Speed suit: Eminent domain vote repeals constitutional protections

Leland Speed concedes he may be relying on a “technical violation” in a lawsuit to stop a statewide vote on banning the use of eminent domain to take private property.

But he’s got to do whatever he can to keep a “dumb” result from occurring, said Speed, a longtime Jackson real estate investor and now interim head of the Mississippi Development Authority.

Like almost everyone else in the state, Speed expects the ballot initiative to outlaw the taking of private property for private purposes would win overwhelmingly. That’s why Speed said he is working so hard to keep the vote from happening, though he emphasized he is suing as a private citizen — not an MDA official.

“It’s such an emotional issue — protecting people’s property rights. Who can be against that?”

On the other hand, said Speed, “Mississippi just can’t eliminate itself from major economic development. It just doesn’t make any sense.”
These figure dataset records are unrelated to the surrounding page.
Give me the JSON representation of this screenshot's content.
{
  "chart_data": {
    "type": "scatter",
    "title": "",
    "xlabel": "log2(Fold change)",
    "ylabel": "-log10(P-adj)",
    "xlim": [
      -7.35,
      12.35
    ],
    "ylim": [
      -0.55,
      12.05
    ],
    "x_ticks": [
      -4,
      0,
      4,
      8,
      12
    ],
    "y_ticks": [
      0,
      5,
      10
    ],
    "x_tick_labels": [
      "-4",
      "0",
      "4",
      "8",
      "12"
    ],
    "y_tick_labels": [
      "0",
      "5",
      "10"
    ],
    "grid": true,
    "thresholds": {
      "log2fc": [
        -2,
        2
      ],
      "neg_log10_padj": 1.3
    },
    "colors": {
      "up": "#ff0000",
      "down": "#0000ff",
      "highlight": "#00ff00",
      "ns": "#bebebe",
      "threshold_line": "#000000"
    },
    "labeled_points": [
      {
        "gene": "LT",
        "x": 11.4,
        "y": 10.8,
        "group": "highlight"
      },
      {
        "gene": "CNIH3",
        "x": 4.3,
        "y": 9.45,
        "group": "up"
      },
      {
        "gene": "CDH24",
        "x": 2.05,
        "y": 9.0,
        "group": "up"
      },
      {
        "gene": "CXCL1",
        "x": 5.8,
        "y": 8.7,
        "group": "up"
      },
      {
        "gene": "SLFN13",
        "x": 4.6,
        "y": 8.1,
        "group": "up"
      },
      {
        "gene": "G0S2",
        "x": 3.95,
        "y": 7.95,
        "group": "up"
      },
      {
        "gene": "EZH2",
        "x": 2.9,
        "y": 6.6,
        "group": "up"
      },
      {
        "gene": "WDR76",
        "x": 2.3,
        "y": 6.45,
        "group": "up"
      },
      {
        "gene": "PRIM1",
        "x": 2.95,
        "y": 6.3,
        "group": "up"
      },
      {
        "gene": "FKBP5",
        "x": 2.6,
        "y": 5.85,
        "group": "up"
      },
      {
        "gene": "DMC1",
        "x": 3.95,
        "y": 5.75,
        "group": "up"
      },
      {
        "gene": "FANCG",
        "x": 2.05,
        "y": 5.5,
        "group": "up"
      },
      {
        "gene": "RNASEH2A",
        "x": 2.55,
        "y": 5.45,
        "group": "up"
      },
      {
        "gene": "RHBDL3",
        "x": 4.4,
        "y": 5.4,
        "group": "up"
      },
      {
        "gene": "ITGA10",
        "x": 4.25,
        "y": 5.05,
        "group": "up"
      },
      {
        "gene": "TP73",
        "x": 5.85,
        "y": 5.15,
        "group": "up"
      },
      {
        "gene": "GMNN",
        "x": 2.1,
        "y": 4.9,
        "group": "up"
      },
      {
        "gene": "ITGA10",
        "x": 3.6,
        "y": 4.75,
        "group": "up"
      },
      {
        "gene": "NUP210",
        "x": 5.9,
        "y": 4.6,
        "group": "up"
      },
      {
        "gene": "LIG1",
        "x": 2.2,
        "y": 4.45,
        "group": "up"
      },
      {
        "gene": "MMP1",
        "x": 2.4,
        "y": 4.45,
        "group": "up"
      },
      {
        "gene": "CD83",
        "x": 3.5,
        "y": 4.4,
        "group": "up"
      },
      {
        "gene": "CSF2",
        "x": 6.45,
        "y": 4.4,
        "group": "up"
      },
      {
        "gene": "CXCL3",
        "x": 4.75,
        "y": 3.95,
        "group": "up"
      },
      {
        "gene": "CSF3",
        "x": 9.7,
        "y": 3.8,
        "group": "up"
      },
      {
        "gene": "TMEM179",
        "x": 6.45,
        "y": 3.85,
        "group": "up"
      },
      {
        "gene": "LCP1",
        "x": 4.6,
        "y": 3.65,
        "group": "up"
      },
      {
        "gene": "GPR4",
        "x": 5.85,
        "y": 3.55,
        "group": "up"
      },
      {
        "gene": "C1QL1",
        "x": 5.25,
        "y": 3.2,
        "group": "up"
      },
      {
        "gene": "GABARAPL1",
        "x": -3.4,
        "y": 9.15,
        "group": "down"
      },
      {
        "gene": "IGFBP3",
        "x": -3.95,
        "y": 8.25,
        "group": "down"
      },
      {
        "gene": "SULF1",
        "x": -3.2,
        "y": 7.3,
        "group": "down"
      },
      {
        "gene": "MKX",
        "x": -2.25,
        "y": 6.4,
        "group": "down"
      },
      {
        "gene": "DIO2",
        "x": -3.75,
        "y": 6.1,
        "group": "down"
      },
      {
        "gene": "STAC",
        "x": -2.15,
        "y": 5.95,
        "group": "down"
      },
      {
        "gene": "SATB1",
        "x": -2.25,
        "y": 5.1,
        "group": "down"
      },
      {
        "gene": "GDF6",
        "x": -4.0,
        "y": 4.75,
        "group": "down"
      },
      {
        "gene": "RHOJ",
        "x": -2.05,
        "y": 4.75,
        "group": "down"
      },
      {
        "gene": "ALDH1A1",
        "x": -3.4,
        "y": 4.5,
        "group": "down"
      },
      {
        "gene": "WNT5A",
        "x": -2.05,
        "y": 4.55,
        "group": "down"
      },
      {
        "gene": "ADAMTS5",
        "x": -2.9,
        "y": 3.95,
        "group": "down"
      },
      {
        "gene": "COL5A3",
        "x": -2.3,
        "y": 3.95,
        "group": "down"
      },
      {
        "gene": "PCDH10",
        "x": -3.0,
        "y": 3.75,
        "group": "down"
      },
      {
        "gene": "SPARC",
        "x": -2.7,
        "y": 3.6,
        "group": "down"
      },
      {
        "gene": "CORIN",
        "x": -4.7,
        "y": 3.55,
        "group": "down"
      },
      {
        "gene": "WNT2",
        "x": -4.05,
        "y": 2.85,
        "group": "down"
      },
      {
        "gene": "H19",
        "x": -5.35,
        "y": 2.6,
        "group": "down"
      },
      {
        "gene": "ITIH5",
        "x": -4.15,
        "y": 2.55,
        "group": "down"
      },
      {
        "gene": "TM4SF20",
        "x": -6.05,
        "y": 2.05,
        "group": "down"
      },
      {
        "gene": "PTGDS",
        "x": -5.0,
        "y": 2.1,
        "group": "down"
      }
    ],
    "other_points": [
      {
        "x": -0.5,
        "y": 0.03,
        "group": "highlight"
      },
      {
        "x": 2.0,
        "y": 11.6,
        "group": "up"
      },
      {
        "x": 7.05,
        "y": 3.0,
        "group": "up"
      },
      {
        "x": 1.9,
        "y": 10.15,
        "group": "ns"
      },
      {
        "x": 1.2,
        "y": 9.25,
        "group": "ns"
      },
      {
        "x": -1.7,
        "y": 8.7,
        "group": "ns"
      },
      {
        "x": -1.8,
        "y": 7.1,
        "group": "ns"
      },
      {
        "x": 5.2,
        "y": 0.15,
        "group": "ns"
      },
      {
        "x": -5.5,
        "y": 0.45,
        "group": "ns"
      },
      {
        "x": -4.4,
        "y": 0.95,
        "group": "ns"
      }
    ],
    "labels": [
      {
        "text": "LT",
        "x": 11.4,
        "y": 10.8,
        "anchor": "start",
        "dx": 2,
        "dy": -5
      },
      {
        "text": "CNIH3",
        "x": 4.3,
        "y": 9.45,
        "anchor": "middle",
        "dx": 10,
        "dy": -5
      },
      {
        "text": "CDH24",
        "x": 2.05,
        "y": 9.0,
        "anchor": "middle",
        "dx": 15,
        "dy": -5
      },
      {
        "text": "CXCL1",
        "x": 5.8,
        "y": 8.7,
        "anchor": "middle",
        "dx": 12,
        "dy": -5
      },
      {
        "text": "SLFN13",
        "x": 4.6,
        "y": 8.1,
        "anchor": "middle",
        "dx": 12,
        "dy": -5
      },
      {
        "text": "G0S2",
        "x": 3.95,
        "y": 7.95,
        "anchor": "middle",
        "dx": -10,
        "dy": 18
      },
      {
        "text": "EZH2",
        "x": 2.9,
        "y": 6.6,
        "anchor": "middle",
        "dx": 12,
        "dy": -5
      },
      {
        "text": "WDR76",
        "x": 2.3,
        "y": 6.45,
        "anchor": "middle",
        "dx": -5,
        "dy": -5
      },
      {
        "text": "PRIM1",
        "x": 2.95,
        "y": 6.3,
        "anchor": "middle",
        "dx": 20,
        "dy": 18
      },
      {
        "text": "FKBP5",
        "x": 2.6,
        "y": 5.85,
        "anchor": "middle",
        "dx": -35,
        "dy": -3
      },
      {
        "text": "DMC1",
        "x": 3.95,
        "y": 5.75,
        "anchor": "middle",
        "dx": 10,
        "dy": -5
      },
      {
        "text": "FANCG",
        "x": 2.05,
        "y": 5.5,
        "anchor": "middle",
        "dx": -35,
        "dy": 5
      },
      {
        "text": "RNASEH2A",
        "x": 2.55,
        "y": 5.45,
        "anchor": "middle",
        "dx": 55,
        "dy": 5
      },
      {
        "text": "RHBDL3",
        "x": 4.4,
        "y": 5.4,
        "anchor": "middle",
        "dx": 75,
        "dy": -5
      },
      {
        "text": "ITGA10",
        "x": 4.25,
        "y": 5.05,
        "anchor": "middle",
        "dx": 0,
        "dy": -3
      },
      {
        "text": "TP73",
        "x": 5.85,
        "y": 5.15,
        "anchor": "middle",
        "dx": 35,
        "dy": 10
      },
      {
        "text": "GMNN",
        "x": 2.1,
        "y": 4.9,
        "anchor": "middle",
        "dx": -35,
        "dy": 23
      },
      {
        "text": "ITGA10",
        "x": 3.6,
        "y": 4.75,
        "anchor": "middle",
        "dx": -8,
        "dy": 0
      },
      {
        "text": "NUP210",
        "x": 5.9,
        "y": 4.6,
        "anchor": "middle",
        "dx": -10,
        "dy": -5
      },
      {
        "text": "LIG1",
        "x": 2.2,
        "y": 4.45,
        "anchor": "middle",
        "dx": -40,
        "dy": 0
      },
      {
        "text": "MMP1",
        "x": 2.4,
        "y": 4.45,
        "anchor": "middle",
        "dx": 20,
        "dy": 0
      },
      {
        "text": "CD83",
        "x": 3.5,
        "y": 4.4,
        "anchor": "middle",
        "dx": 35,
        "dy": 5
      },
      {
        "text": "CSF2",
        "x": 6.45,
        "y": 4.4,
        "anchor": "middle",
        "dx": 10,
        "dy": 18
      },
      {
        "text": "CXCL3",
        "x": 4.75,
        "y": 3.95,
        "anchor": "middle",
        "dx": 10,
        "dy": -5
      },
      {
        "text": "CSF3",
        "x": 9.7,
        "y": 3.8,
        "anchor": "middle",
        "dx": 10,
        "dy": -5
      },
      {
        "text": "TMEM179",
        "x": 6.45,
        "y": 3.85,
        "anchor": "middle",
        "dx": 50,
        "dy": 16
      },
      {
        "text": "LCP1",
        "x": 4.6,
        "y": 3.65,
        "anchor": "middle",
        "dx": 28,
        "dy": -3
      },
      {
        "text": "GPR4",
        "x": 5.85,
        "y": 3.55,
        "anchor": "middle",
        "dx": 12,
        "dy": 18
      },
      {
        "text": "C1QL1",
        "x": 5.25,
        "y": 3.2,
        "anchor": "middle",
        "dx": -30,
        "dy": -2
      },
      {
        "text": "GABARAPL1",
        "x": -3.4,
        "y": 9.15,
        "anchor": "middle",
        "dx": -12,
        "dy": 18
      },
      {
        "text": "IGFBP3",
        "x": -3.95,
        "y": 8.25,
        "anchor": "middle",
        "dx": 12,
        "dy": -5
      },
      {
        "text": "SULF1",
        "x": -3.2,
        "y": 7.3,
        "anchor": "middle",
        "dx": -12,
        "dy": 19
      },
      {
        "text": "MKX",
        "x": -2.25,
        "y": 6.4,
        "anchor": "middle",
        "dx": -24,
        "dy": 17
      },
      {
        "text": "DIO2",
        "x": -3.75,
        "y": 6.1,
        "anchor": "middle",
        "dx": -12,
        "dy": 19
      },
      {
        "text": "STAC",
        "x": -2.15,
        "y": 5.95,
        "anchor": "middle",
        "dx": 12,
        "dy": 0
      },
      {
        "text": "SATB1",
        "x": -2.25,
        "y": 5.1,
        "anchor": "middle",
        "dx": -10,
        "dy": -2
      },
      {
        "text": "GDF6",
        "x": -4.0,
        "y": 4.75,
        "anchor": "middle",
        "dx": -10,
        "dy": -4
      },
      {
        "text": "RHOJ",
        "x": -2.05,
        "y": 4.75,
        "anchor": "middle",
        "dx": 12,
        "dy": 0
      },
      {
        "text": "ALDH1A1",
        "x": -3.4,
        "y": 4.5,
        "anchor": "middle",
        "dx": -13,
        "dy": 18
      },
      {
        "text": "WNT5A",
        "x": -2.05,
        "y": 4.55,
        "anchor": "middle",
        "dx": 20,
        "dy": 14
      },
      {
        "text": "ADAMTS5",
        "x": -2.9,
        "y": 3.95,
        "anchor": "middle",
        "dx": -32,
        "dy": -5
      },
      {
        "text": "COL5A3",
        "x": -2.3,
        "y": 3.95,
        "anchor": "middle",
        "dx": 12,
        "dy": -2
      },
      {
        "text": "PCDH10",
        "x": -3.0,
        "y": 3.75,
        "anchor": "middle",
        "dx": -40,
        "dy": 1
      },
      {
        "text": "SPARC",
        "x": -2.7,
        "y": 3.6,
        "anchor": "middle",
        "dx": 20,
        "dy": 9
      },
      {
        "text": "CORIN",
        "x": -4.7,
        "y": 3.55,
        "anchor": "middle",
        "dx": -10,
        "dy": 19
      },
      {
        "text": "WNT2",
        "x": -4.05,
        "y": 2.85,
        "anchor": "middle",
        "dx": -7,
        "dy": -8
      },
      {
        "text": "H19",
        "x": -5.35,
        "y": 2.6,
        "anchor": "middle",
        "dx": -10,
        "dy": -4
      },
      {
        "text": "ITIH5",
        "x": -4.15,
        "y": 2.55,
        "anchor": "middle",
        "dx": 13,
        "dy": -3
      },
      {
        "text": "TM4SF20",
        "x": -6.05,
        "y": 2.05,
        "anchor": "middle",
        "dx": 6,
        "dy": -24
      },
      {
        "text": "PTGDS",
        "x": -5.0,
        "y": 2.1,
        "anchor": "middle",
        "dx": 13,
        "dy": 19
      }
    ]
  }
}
The speed in which the Mississippi Farm Bureau and other organizers collected the more than 119,000 signatures to qualify for the ballot is a clear sign of how Mississippi voters see the measure, though Speed said he does not think “people have really focused on this thing.”

That would be news to referendum proponent Ron Aldridge , state director of the National Federation of Independent Business. “I think they have heard the people speak,” Aldridge said, citing the 119,000-plus signatures and the parade of 2012 statewide political candidates who have joined in pushing for the constitutional change.

Mississippians, Aldridge said, have been worrying about the taking of their property by private enterprise ever since the U.S. Supreme Court’s “crazy 5-4 decision in Kelo that took that right away.” The 2005 ruling in Kelo vs. the City of New London upheld the constitutionality of the taking of private property for economic development purposes.

Speed’s attorney, Fred Banks of Jackson, will argue at a Circuit Court hearing July 25 that initiative organizers failed to meet rules for changing the state’s governing document.

In listing supposed constitutional violations, Banks said the state constitution forbids using the ballot initiative for “the proposal, modification or repeal of any portion of the Bill of Rights of the (Mississippi) constitution.”

This limit on the ballot initiative is designed to keep “majoritarian impulses” from trampling on the rights of individuals, minorities and separate regions of the state, Banks wrote in his filing.

To trump this protection, approval of two-thirds of each house of the Legislature would be required, along with a majority popular vote, Banks said.

Banks addresses the role of the judiciary in his final claims of constitutional flaws. The ballot initiative amounts to a “modification” that unlawfully removes judicial control of the determination of what is a “public purpose” for the taking of private property, he said.

Further, Banks said, the ballot initiative amounts to a “repeal” of a provision of the Bill of the Rights by prohibiting a court from determining that certain economic development projects were for a “public use.”

In detailing why a need for relief exists, Banks said passage of the eminent domain limit would keep a property owner who wanted to sell from doing so. “It will in fact take away sale opportunities from many owners,” he said.

He also warned that that if the initiative process can be used to modify or repeal property tights, “it could be used in the future to take away those rights if a popular majority chose to do so.”